Sul piano tecnico, uno degli audit più urgenti che questi strumenti consentono di eseguire riguarda la configurazione del file robots.txt. Con la proliferazione dei crawler specializzati legati ai modelli linguistici — ChatGPT-User, OAI-SearchBot, GPTBot, Anthropic-AI — è diventato comune trovare siti che bloccano involontariamente questi agenti, impedendo ai propri contenuti di essere indicizzati e citati nelle risposte conversazionali. Un errore di configurazione che fino a due anni fa aveva conseguenze trascurabili oggi può escludere un sito intero dall’ecosistema della ricerca generativa.

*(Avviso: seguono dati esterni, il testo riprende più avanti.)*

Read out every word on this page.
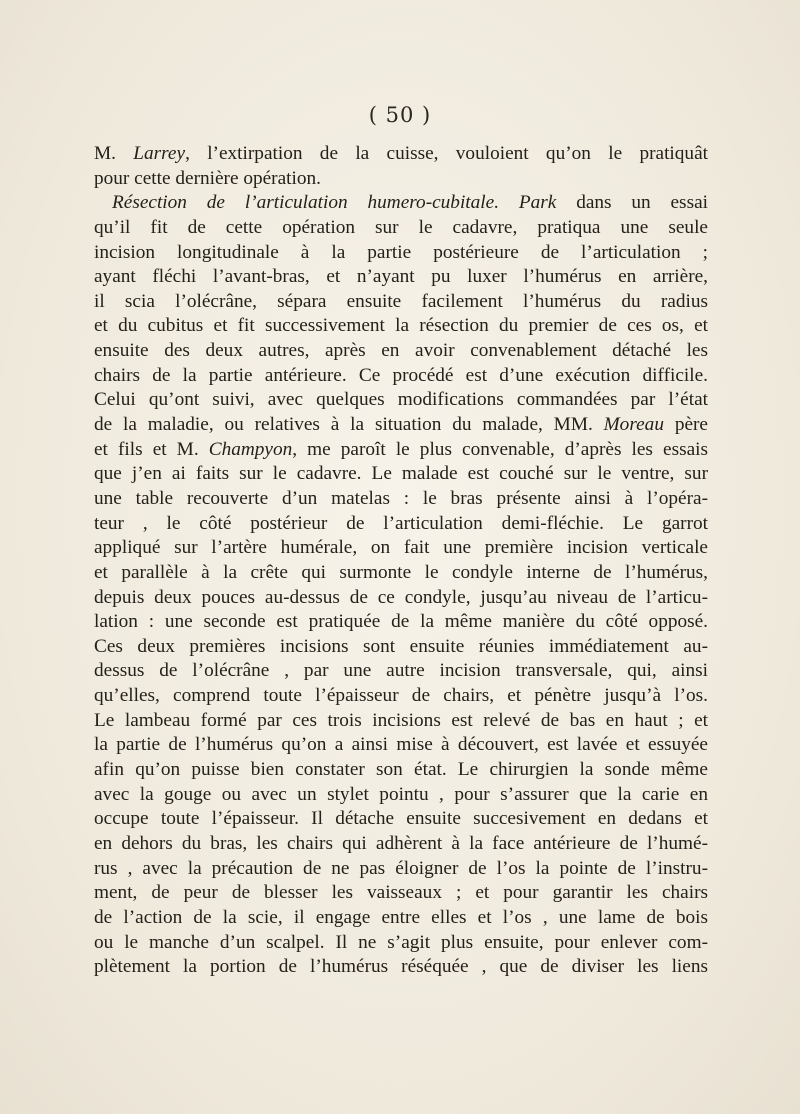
( 50 )
M. Larrey, l’extirpation de la cuisse, vouloient qu’on le pratiquât
pour cette dernière opération.
Résection de l’articulation humero-cubitale. Park dans un essai
qu’il fit de cette opération sur le cadavre, pratiqua une seule
incision longitudinale à la partie postérieure de l’articulation ;
ayant fléchi l’avant-bras, et n’ayant pu luxer l’humérus en arrière,
il scia l’olécrâne, sépara ensuite facilement l’humérus du radius
et du cubitus et fit successivement la résection du premier de ces os, et
ensuite des deux autres, après en avoir convenablement détaché les
chairs de la partie antérieure. Ce procédé est d’une exécution difficile.
Celui qu’ont suivi, avec quelques modifications commandées par l’état
de la maladie, ou relatives à la situation du malade, MM. Moreau père
et fils et M. Champyon, me paroît le plus convenable, d’après les essais
que j’en ai faits sur le cadavre. Le malade est couché sur le ventre, sur
une table recouverte d’un matelas : le bras présente ainsi à l’opéra-
teur , le côté postérieur de l’articulation demi-fléchie. Le garrot
appliqué sur l’artère humérale, on fait une première incision verticale
et parallèle à la crête qui surmonte le condyle interne de l’humérus,
depuis deux pouces au-dessus de ce condyle, jusqu’au niveau de l’articu-
lation : une seconde est pratiquée de la même manière du côté opposé.
Ces deux premières incisions sont ensuite réunies immédiatement au-
dessus de l’olécrâne , par une autre incision transversale, qui, ainsi
qu’elles, comprend toute l’épaisseur de chairs, et pénètre jusqu’à l’os.
Le lambeau formé par ces trois incisions est relevé de bas en haut ; et
la partie de l’humérus qu’on a ainsi mise à découvert, est lavée et essuyée
afin qu’on puisse bien constater son état. Le chirurgien la sonde même
avec la gouge ou avec un stylet pointu , pour s’assurer que la carie en
occupe toute l’épaisseur. Il détache ensuite succesivement en dedans et
en dehors du bras, les chairs qui adhèrent à la face antérieure de l’humé-
rus , avec la précaution de ne pas éloigner de l’os la pointe de l’instru-
ment, de peur de blesser les vaisseaux ; et pour garantir les chairs
de l’action de la scie, il engage entre elles et l’os , une lame de bois
ou le manche d’un scalpel. Il ne s’agit plus ensuite, pour enlever com-
plètement la portion de l’humérus réséquée , que de diviser les liens
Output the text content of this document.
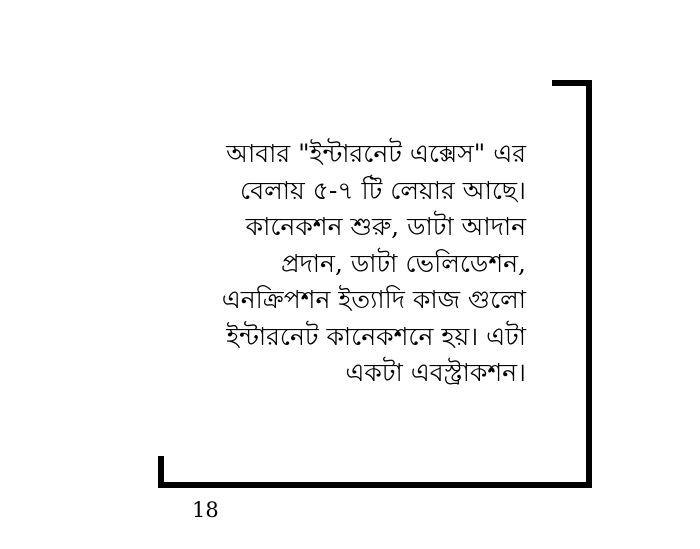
আবার "ইন্টারনেট এক্সেস" এর
বেলায় ৫-৭ টি লেয়ার আছে।
কানেকশন শুরু, ডাটা আদান
প্রদান, ডাটা ভেলিডেশন,
এনক্রিপশন ইত্যাদি কাজ গুলো
ইন্টারনেট কানেকশনে হয়। এটা
একটা এবস্ট্রাকশন।
18
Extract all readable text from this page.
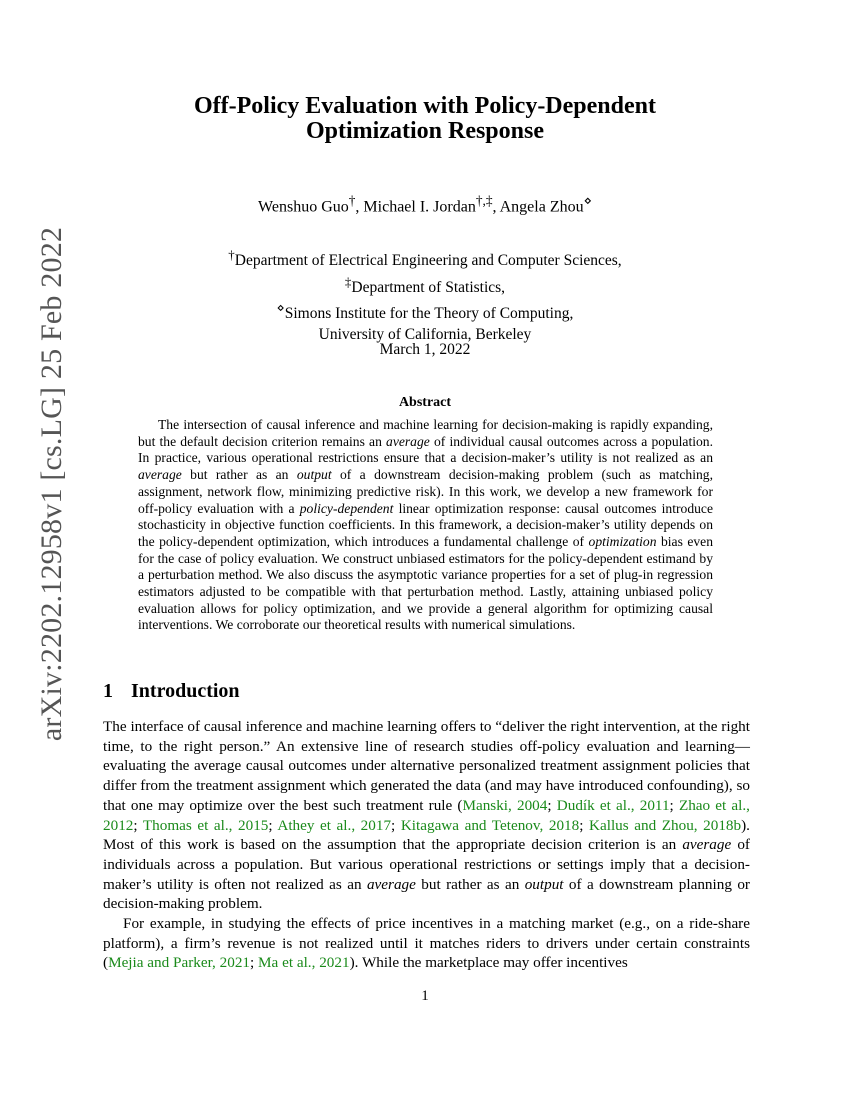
arXiv:2202.12958v1 [cs.LG] 25 Feb 2022
Off-Policy Evaluation with Policy-Dependent
Optimization Response
Wenshuo Guo†, Michael I. Jordan†,‡, Angela Zhou⋄
†Department of Electrical Engineering and Computer Sciences,
‡Department of Statistics,
⋄Simons Institute for the Theory of Computing,
University of California, Berkeley
March 1, 2022
Abstract
The intersection of causal inference and machine learning for decision-making is rapidly expanding, but the default decision criterion remains an average of individual causal outcomes across a population. In practice, various operational restrictions ensure that a decision-maker’s utility is not realized as an average but rather as an output of a downstream decision-making problem (such as matching, assignment, network flow, minimizing predictive risk). In this work, we develop a new framework for off-policy evaluation with a policy-dependent linear optimization response: causal outcomes introduce stochasticity in objective function coefficients. In this framework, a decision-maker’s utility depends on the policy-dependent optimization, which introduces a fundamental challenge of optimization bias even for the case of policy evaluation. We construct unbiased estimators for the policy-dependent estimand by a perturbation method. We also discuss the asymptotic variance properties for a set of plug-in regression estimators adjusted to be compatible with that perturbation method. Lastly, attaining unbiased policy evaluation allows for policy optimization, and we provide a general algorithm for optimizing causal interventions. We corroborate our theoretical results with numerical simulations.
1 Introduction

The interface of causal inference and machine learning offers to “deliver the right intervention, at the right time, to the right person.” An extensive line of research studies off-policy evaluation and learning—evaluating the average causal outcomes under alternative personalized treatment assignment policies that differ from the treatment assignment which generated the data (and may have introduced confounding), so that one may optimize over the best such treatment rule (Manski, 2004; Dudík et al., 2011; Zhao et al., 2012; Thomas et al., 2015; Athey et al., 2017; Kitagawa and Tetenov, 2018; Kallus and Zhou, 2018b). Most of this work is based on the assumption that the appropriate decision criterion is an average of individuals across a population. But various operational restrictions or settings imply that a decision-maker’s utility is often not realized as an average but rather as an output of a downstream planning or decision-making problem.

For example, in studying the effects of price incentives in a matching market (e.g., on a ride-share platform), a firm’s revenue is not realized until it matches riders to drivers under certain constraints (Mejia and Parker, 2021; Ma et al., 2021). While the marketplace may offer incentives

1
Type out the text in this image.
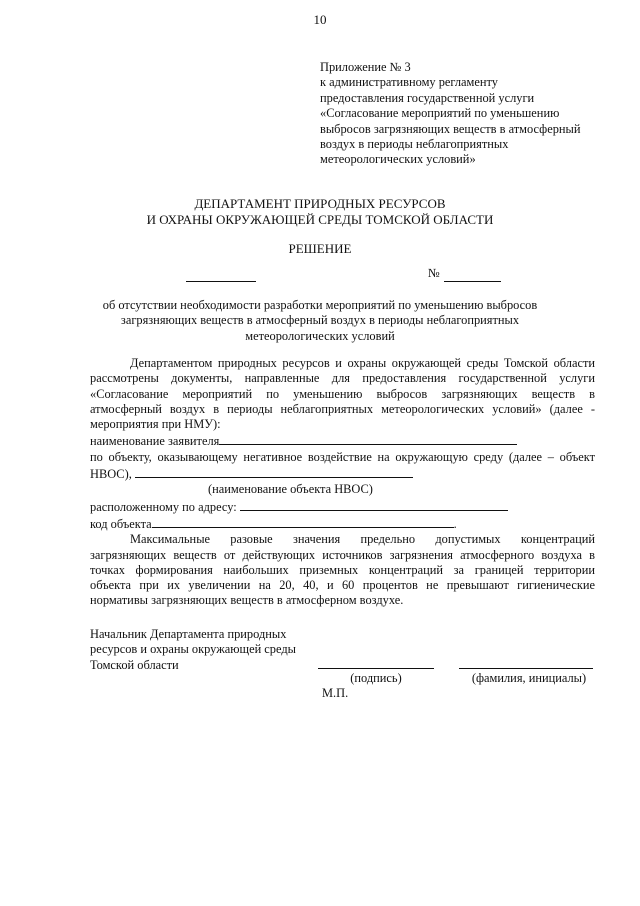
10
Приложение № 3
к административному регламенту
предоставления государственной услуги
«Согласование мероприятий по уменьшению
выбросов загрязняющих веществ в атмосферный
воздух в периоды неблагоприятных
метеорологических условий»
ДЕПАРТАМЕНТ ПРИРОДНЫХ РЕСУРСОВ
И ОХРАНЫ ОКРУЖАЮЩЕЙ СРЕДЫ ТОМСКОЙ ОБЛАСТИ
РЕШЕНИЕ
№
об отсутствии необходимости разработки мероприятий по уменьшению выбросов
загрязняющих веществ в атмосферный воздух в периоды неблагоприятных
метеорологических условий
Департаментом природных ресурсов и охраны окружающей среды Томской области
рассмотрены документы, направленные для предоставления государственной услуги
«Согласование мероприятий по уменьшению выбросов загрязняющих веществ в
атмосферный воздух в периоды неблагоприятных метеорологических условий» (далее -
мероприятия при НМУ):
наименование заявителя
по объекту, оказывающему негативное воздействие на окружающую среду (далее – объект
НВОС),
(наименование объекта НВОС)
расположенному по адресу:
код объекта	.
Максимальные разовые значения предельно допустимых концентраций
загрязняющих веществ от действующих источников загрязнения атмосферного воздуха в
точках формирования наибольших приземных концентраций за границей территории
объекта при их увеличении на 20, 40, и 60 процентов не превышают гигиенические
нормативы загрязняющих веществ в атмосферном воздухе.
Начальник Департамента природных
ресурсов и охраны окружающей среды
Томской области
(подпись)	(фамилия, инициалы)
М.П.
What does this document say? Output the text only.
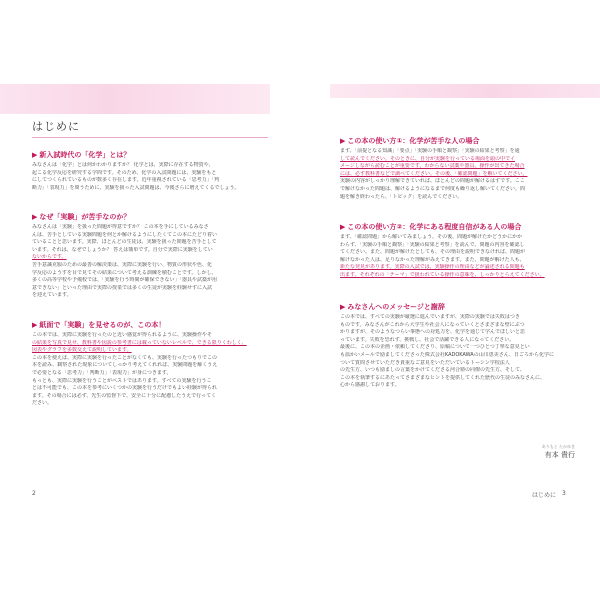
はじめに
▶ 新入試時代の「化学」とは？
みなさんは「化学」とは何かわかりますか？ 化学とは、実際に存在する物質や、
起こる化学反応を研究する学問です。そのため、化学の入試問題には、実験をもと
にしてつくられているものが数多く存在します。近年重視されている「思考力」「判
断力」「表現力」を問うために、実験を扱った入試問題は、今後さらに増えてくるでしょう。
▶ なぜ「実験」が苦手なのか？
みなさんは「実験」を扱った問題が得意ですか？ この本を手にしているみなさ
んは、苦手としている実験問題を何とか解けるようにしたくてこの本にたどり着い
ていることと思います。実際、ほとんどの生徒は、実験を扱った問題を苦手として
います。それは、なぜでしょうか？ 答えは簡単です。自分で実際に実験をしてい
ないからです。
苦手意識克服のための最善の解決策は、実際に実験を行い、物質の形状や色、化
学反応のようすを目で見てその結果について考える訓練を積むことです。しかし、
多くの高等学校や予備校では、「実験を行う時間が確保できない」「器具や試薬が用
意できない」といった理由で実際の授業では多くの生徒が実験を経験せずに入試
を迎えています。
▶ 紙面で「実験」を見せるのが、この本！
この本では、実際に実験を行ったのと近い感覚が得られるように、実験操作やそ
の結果を写真で見せ、教科書や図説の参考書には載っていないレベルで、できる限りくわしく、
図表やグラフを多数交えて説明しています。
この本を使えば、実際に実験を行ったことがなくても、実験を行ったつもりでこの
本を読み、観察された現象についてしっかり考えてくれれば、実験問題を解くうえ
で必要となる「思考力」「判断力」「表現力」が身につきます。
もっとも、実際に実験を行うことがベストではあります。すべての実験を行うこ
とは不可能でも、この本を参考にいくつかの実験を行うだけでもよい経験が得られ
ます。その場合には必ず、先生の監督下で、安全に十分に配慮したうえで行ってく
ださい。
▶ この本の使い方①：化学が苦手な人の場合
まず、「前提となる知識」「要点」「実験の手順と観察」「実験の結果と考察」を通
して読んでください。そのときに、自分が実験を行っている場面を頭の中でイ
メージしながら読むことが重要です。わからない試薬や器具、操作が出てきた場合
には、必ず教科書などで調べてください。その後、「確認問題」を解いてください。
実験の内容がしっかり理解できていれば、ほとんどの問題が解けるはずです。ここ
で解けなかった問題は、解けるようになるまで何度も繰り返し解いてください。問
題を解き終わったら、「トピック」を読んでください。
▶ この本の使い方②：化学にある程度自信がある人の場合
まず、「確認問題」から解いてみましょう。その後、問題が解けたかどうかにかか
わらず、「実験の手順と観察」「実験の結果と考察」を読んで、問題の内容を確認し
てください。また、問題が解けたとしても、その理由を説明できなければ、問題が
解けなかった人は、足りなかった理解がみえてきます。また、問題が解けた人も、
新たな発見があります。実際の入試では、実験操作の理由などが論述される問題も
出ます。それぞれの「テーマ」で扱われている操作の意味を、しっかりとらえてください。
▶ みなさんへのメッセージと謝辞
この本では、すべての実験が厳選に進んでいますが、実際の実験では失敗はつき
ものです。みなさんがこれから大学生や社会人になっていくとさまざまな壁にぶつ
かりますが、そのようなつらい事態への対処力を、化学を通じて学んでほしいと思
っています。失敗を恐れず、挑戦し、社会で活躍できる人になってください。
最後に、この本の企画・依頼してくださり、原稿について一つひとつ丁寧な意見とい
も温かいメールで励ましてくださった株式会社KADOKAWAの山川恵美さん、日ごろから化学に
ついて質問させていただき貴重なご意見をいただいているトーシン学校法人
の先生方、いつも励ましの言葉をかけてくださる河合塾の同僚の先生方、そして、
この本を執筆するにあたってさまざまなヒントを提供してくれた歴代の生徒のみなさんに、
心から感謝しております。
ありもと たかゆき
有本 貴行
2	はじめに 3
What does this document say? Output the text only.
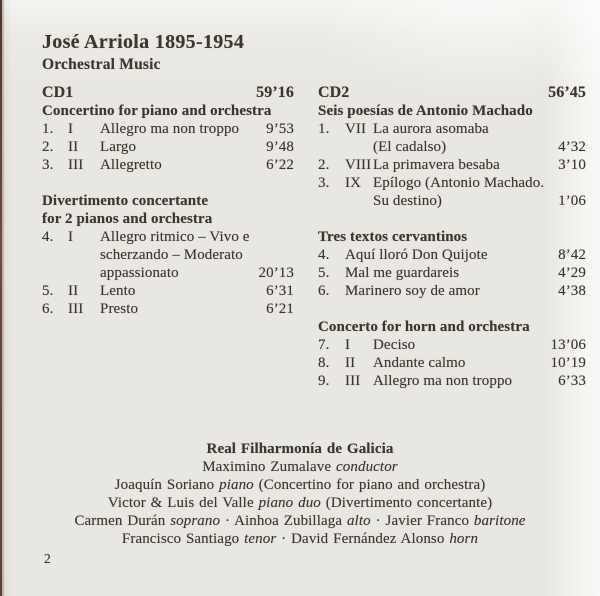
José Arriola 1895-1954
Orchestral Music
CD1	59’16
Concertino for piano and orchestra
1. I	Allegro ma non troppo	9’53
2. II	Largo	9’48
3. III	Allegretto	6’22
Divertimento concertante
for 2 pianos and orchestra
4. I	Allegro ritmico – Vivo e
scherzando – Moderato
appassionato	20’13
5. II	Lento	6’31
6. III	Presto	6’21
CD2	56’45
Seis poesías de Antonio Machado
1.	VII La aurora asomaba
(El cadalso)	4’32
2.	VIII La primavera besaba	3’10
3.	IX Epílogo (Antonio Machado.
Su destino)	1’06
Tres textos cervantinos
4.	Aquí lloró Don Quijote	8’42
5.	Mal me guardareis	4’29
6.	Marinero soy de amor	4’38
Concerto for horn and orchestra
7.	I	Deciso	13’06
8.	II	Andante calmo	10’19
9.	III Allegro ma non troppo	6’33
Real Filharmonía de Galicia
Maximino Zumalave conductor
Joaquín Soriano piano (Concertino for piano and orchestra)
Victor & Luis del Valle piano duo (Divertimento concertante)
Carmen Durán soprano · Ainhoa Zubillaga alto · Javier Franco baritone
Francisco Santiago tenor · David Fernández Alonso horn
2
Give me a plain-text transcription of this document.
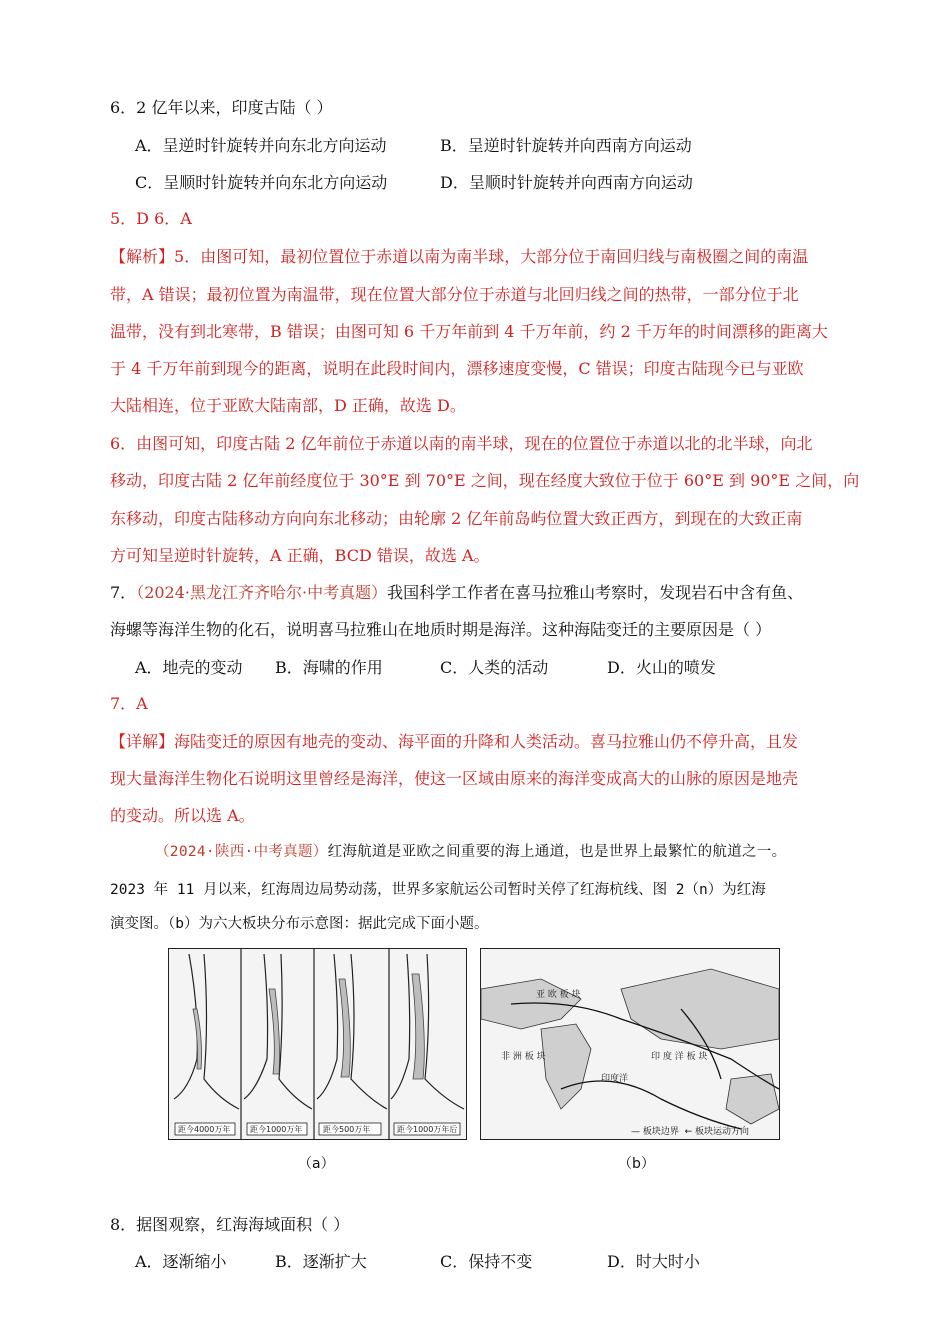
6．2 亿年以来，印度古陆（ ）
A．呈逆时针旋转并向东北方向运动	B．呈逆时针旋转并向西南方向运动
C．呈顺时针旋转并向东北方向运动	D．呈顺时针旋转并向西南方向运动
5．D 6．A
【解析】5．由图可知，最初位置位于赤道以南为南半球，大部分位于南回归线与南极圈之间的南温
带，A 错误；最初位置为南温带，现在位置大部分位于赤道与北回归线之间的热带，一部分位于北
温带，没有到北寒带，B 错误；由图可知 6 千万年前到 4 千万年前，约 2 千万年的时间漂移的距离大
于 4 千万年前到现今的距离，说明在此段时间内，漂移速度变慢，C 错误；印度古陆现今已与亚欧
大陆相连，位于亚欧大陆南部，D 正确，故选 D。
6．由图可知，印度古陆 2 亿年前位于赤道以南的南半球，现在的位置位于赤道以北的北半球，向北
移动，印度古陆 2 亿年前经度位于 30°E 到 70°E 之间，现在经度大致位于位于 60°E 到 90°E 之间，向
东移动，印度古陆移动方向向东北移动；由轮廓 2 亿年前岛屿位置大致正西方，到现在的大致正南
方可知呈逆时针旋转，A 正确，BCD 错误，故选 A。
7．（2024·黑龙江齐齐哈尔·中考真题）我国科学工作者在喜马拉雅山考察时，发现岩石中含有鱼、
海螺等海洋生物的化石，说明喜马拉雅山在地质时期是海洋。这种海陆变迁的主要原因是（ ）
A．地壳的变动 B．海啸的作用	C．人类的活动	D．火山的喷发
7．A
【详解】海陆变迁的原因有地壳的变动、海平面的升降和人类活动。喜马拉雅山仍不停升高，且发
现大量海洋生物化石说明这里曾经是海洋，使这一区域由原来的海洋变成高大的山脉的原因是地壳
的变动。所以选 A。
（2024·陕西·中考真题）红海航道是亚欧之间重要的海上通道，也是世界上最繁忙的航道之一。
2023 年 11 月以来，红海周边局势动荡，世界多家航运公司暂时关停了红海杭线、图 2（n）为红海
演变图。（b）为六大板块分布示意图：据此完成下面小题。
距今4000万年 距今1000万年	距今500万年	距今1000万年后
亚 欧 板 块
印 度 洋 板 块
非 洲 板 块
印度洋
— 板块边界 ← 板块运动方向
（a）	（b）
8．据图观察，红海海域面积（ ）
A．逐渐缩小	B．逐渐扩大	C．保持不变	D．时大时小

L’audit automatizzato di Semrush identifica questi blocchi e li contestualizza rispetto all’impatto sulla visibilità complessiva.
La funzione di analisi comparativa della quota di voce AI — ovvero la percentuale di risposte generate in cui il proprio brand viene citato rispetto ai concorrenti su uno stesso insieme di query — risolve un problema che i Bing Webmaster Tools non possono affrontare per definizione: mostrano solo i dati del proprio sito, senza alcun riferimento al posizionamento relativo nel mercato. Avere questa prospettiva competitiva è particolarmente utile sul piano della comunicazione interna: giustificare investimenti in strategie di Generative Engine Optimization al management richiede dati che dimostrino dove avviene realmente la scoperta del brand, e la quota di voce AI offre esattamente questo tipo di evidenza quantitativa.
Integrare questi strumenti nella gestione quotidiana della strategia per Bing significa passare da una logica reattiva — si monitora ciò che è già successo — a una logica predittiva, in cui i segnali deboli vengono intercettati prima che diventino problemi o, sul fronte delle opportunità, prima che i competitor li colgano. In un ecosistema che si sta ridefinendo a velocità accelerata, questa capacità di anticipazione è probabilmente il vantaggio competitivo più difficile da replicare.